残念御曹司の恋
「ハイハイ。もう、わかったから。」
いつものように、私は話を切り上げる。
本当は彼を思いっきり抱きしめて言ってあげたい。
あなたは、全然残念なんかじゃないと。
でも、そのかわりに私はベッドの中、彼の横に滑り込む。
「とりあえず、……する?」
上目遣いで聞いてみれば、彼はぶすっとした顔を崩さないまま答えた。
「………する。

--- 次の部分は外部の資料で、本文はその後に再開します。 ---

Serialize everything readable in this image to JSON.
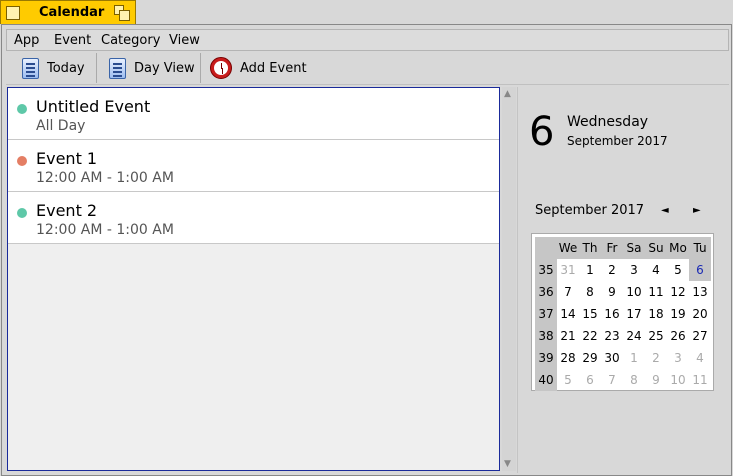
{
  "app": {
    "tab_title": "Calendar"
  },
  "menu": [
    "App",
    "Event",
    "Category",
    "View"
  ],
  "toolbar": {
    "today_label": "Today",
    "dayview_label": "Day View",
    "addevent_label": "Add Event"
  },
  "events": [
    {
      "name": "Untitled Event",
      "time": "All Day",
      "color": "#5ec8a8"
    },
    {
      "name": "Event 1",
      "time": "12:00 AM - 1:00 AM",
      "color": "#e47e64"
    },
    {
      "name": "Event 2",
      "time": "12:00 AM - 1:00 AM",
      "color": "#5ec8a8"
    }
  ],
  "day": {
    "number": "6",
    "weekday": "Wednesday",
    "month_year": "September 2017"
  },
  "calendar": {
    "month_label": "September 2017",
    "prev": "◄",
    "next": "►",
    "headers": [
      "We",
      "Th",
      "Fr",
      "Sa",
      "Su",
      "Mo",
      "Tu"
    ],
    "weeks": [
      {
        "week": "35",
        "days": [
          "31",
          "1",
          "2",
          "3",
          "4",
          "5",
          "6"
        ]
      },
      {
        "week": "36",
        "days": [
          "7",
          "8",
          "9",
          "10",
          "11",
          "12",
          "13"
        ]
      },
      {
        "week": "37",
        "days": [
          "14",
          "15",
          "16",
          "17",
          "18",
          "19",
          "20"
        ]
      },
      {
        "week": "38",
        "days": [
          "21",
          "22",
          "23",
          "24",
          "25",
          "26",
          "27"
        ]
      },
      {
        "week": "39",
        "days": [
          "28",
          "29",
          "30",
          "1",
          "2",
          "3",
          "4"
        ]
      },
      {
        "week": "40",
        "days": [
          "5",
          "6",
          "7",
          "8",
          "9",
          "10",
          "11"
        ]
      }
    ],
    "today_color": "#1a2ab4"
  }
}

」
そのまま、私をシーツの中で組み敷く。
「ふふっ…」
拗ねたままの彼が可愛くて軽く笑った私の唇に、可愛げなく吸い付くようなキスをする。
私を見下ろす瞳は、お世辞にも大きいとは言えない。
私を抱き寄せる体も、中肉中背どころか、近頃の不摂生によりややぽっちゃりしている。
彼が残念御曹司と呼ばれるのは、その冴えない容姿ゆえのことだが。
その丸く小さな瞳に見つめられるだけで、私の体中の熱は確実に上昇し。
少し体温が高いその腕の中は、この世のどんな場所よりも安心できる。
とは言っても、私、片桐司紗(かたぎりつかさ)と彼は恋人同士ではない。
月に数回会って体を重ねるだけの関係だ。
御曹司の彼と、銀行に勤める庶民の私とでは住む世界が違うことは、よく理解しているし。
彼が私に対して特別な好意を抱いていないことも知っている。
もちろん、友達としては好かれていると思うのだけれど。